En ese momento vio cómo su cuñada se acercaba a él con una sonrisa en los labios y con Edmund, el pequeño de seis meses, apoyado en la cadera. El niño enterró la cara en el hombro de su madre y se metió el pulgar en la boca en cuanto vio a ese inmenso hombre. Kayla, sin embargo, no pareció tener ningún reparo. Todo lo contrario, le dio el abrazo más grande que podía haberle dado con un solo brazo libre.
—Bienvenido a casa, Alex. Espero que Wes te haya preparado para el caos que últimamente reina por aquí.
—Te aseguro que va a ser un cambio de lo más bienvenido. —De pronto encontró difícil tragar por el nudo que se le había vuelto a formar en la garganta. Kayla estaba actuando como si los tres años pasados no hubieran existido, como si no hubiera hecho todas las cosas terribles que hizo; algo que no se merecía en absoluto. Pero estaba agradecido por aquello. Y se encargaría de recompensárselo a todos ellos.
—Alex, ven a conocer a Maddie y a Jago. —La voz de Wes le sacó de ese momento tan emotivo. Recorrió con la vista la estancia hasta dar con una mujer alta y pelirroja que estaba a cuatro patas llevando en la espalda a su sobrino mayor. Alex sabía que habían llamado al pequeño como uno de sus antepasados, así que no hizo ningún comentario sobre lo atípico del nombre.
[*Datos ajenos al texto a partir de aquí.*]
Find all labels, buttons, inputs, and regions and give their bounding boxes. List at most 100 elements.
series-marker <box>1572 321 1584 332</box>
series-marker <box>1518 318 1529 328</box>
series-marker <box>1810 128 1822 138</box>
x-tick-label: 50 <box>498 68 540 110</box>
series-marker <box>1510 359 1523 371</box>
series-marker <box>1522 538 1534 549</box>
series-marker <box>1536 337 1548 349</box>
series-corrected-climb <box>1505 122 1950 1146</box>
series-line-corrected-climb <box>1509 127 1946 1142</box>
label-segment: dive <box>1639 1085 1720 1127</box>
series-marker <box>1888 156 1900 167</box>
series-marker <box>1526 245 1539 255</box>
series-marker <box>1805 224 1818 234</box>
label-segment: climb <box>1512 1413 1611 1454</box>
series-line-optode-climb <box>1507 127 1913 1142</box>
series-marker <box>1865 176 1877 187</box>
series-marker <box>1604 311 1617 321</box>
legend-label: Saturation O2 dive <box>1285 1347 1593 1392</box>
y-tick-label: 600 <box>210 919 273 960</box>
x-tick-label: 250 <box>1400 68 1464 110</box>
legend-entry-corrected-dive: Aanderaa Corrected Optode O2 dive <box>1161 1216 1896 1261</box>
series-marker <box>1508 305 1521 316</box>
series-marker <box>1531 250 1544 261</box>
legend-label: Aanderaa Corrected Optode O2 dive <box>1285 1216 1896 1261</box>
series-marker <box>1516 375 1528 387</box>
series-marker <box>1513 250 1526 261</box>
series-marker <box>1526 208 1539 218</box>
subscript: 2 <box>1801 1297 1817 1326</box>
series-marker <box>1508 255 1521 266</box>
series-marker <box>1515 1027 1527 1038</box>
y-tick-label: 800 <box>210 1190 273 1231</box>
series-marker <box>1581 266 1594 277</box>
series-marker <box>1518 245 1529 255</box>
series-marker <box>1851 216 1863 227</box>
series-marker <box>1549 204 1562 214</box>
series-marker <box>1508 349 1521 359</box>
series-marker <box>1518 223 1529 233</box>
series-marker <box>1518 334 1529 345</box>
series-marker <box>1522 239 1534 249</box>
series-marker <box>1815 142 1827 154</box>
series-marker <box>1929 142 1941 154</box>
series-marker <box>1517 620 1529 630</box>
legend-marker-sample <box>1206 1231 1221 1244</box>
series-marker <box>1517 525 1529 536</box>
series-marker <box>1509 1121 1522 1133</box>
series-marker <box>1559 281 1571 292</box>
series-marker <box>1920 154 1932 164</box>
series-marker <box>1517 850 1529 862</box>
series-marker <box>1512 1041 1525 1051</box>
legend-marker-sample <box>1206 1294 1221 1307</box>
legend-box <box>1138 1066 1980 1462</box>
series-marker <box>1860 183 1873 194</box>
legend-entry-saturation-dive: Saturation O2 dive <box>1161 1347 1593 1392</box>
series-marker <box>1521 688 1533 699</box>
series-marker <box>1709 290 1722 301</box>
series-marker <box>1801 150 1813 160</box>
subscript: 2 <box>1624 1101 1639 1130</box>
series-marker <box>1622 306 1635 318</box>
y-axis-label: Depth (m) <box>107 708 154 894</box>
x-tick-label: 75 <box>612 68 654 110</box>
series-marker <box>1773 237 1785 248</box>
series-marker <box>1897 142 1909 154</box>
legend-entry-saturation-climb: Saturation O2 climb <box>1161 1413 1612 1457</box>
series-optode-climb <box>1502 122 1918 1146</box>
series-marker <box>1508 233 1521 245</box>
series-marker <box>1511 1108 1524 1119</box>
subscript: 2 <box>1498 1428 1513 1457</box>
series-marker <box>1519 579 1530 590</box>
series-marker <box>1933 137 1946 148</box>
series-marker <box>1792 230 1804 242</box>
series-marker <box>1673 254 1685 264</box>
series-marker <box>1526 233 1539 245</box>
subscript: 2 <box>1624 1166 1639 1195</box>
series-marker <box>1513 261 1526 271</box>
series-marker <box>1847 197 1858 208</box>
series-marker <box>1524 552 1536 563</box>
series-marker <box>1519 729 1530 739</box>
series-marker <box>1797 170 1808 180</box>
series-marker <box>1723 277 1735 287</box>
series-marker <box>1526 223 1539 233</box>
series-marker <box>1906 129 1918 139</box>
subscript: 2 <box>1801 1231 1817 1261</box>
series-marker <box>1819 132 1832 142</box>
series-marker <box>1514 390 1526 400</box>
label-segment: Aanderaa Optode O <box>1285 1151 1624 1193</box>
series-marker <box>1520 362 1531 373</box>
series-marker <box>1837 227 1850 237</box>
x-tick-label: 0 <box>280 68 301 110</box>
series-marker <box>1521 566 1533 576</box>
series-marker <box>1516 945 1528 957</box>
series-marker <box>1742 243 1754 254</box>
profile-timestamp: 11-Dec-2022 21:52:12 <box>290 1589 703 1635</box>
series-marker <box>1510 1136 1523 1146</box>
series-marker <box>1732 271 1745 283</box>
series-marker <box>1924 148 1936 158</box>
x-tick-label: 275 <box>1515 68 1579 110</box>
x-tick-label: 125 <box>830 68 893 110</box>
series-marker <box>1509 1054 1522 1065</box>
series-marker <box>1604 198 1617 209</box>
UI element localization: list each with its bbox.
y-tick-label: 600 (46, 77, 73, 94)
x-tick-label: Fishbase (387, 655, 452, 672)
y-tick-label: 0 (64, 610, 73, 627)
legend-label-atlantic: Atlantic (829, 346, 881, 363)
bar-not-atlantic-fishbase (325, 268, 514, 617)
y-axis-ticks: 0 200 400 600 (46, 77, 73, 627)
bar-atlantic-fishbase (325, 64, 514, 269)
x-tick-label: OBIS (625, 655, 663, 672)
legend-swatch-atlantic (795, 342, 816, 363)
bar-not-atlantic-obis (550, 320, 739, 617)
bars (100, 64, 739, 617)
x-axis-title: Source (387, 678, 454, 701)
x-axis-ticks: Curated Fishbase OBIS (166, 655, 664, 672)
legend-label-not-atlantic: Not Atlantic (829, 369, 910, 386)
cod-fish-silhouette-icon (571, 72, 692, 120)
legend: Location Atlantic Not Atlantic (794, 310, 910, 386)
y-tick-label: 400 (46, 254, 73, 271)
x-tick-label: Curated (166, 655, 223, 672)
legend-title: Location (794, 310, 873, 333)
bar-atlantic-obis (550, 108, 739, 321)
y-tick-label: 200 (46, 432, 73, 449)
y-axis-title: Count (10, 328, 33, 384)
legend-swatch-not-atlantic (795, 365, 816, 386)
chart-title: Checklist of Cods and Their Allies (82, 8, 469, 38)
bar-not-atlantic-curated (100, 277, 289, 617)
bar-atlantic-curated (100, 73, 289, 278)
—Maddie es mi caballo —explicó Jago entusiasmado mientras se agarraba con los puños al pelo rizado de la mujer. La pobre hizo una mueca de dolor, pero no se quejó. Se limitó a ladear la cabeza todo lo que las circunstancias le permitieron y sonrió.
—Encantada de conocerte Alex —consiguió decir antes de que su jinete la azuzara sobre la alfombra—. Lo siento, ya hablaré contigo más tarde.
Alex se rio.
—Wes, deberías enseñar a tus hijos a tratar mejor a las mujeres —señaló antes de ponerse él mismo a cuatro patas—. ¿Quieres subirte a un caballo más grande, Jago? —preguntó al pequeño.
—¡Oh, sí! —El niño se bajó a toda prisa de la espalda de Maddie y se tropezó en la alfombra, aunque aquello no le hizo desistir en su propósito lo más mínimo. Simplemente se puso de pie, se sacudió las rodillas y corrió hacia Alex.
—Gracias. —Maddie le lanzó una mirada cargada de gratitud y se dejó caer de espaldas sobre el suelo en un intento de enderezar su columna vertebral—. Los niños de dos años pesan más de lo que te imaginas.
Alex no contestó. Estaba demasiado ocupado observando la sensualidad con la que ella se estaba moviendo de forma inconsciente. Cuando estiró los brazos sobre la cabeza, la camiseta se le subió unos centímetros, mostrando un trozo de la bronceada piel de su estómago. Se le secó la boca. Continuó mirándola un poco más arriba y no pudo evitar fijarse en cómo se le marcarba el pecho bajo la tela; si bien no podía decirse que fuera una mujer voluptuosa, para él tenía unos senos del tamaño perfecto. En cuanto se dio cuenta de que no llevaba sujetador apartó la vista. Tres años sin estar con una mujer eran demasiado, pero no creía que esa fuera la razón por la que su cuerpo respondía de esa forma ante la visión de la amiga de Kayla. Sin ninguna duda, ella tenía algo especial.
Cuando volvió a fijar la vista en ella, se dio cuenta de que la joven le estaba mirando. Tenía los ojos verdes, ligeramente rasgados, como los de un gato. Se abrieron como si en ese momento le estuviera leyendo el pensamiento. De pronto se ruborizó por completo y se puso de pie de inmediato, dirigiéndose a su amiga:
—¿A qué hora comemos? Me muero de hambre.
Alex la miró fijamente hasta que Jago reclamó su atención. Más tarde, pensó que su vuelta a casa había sido más fácil y a la vez más difícil de lo que se imaginó. Lo que si tenía claro era que nunca volvería a dar por sentada su libertad.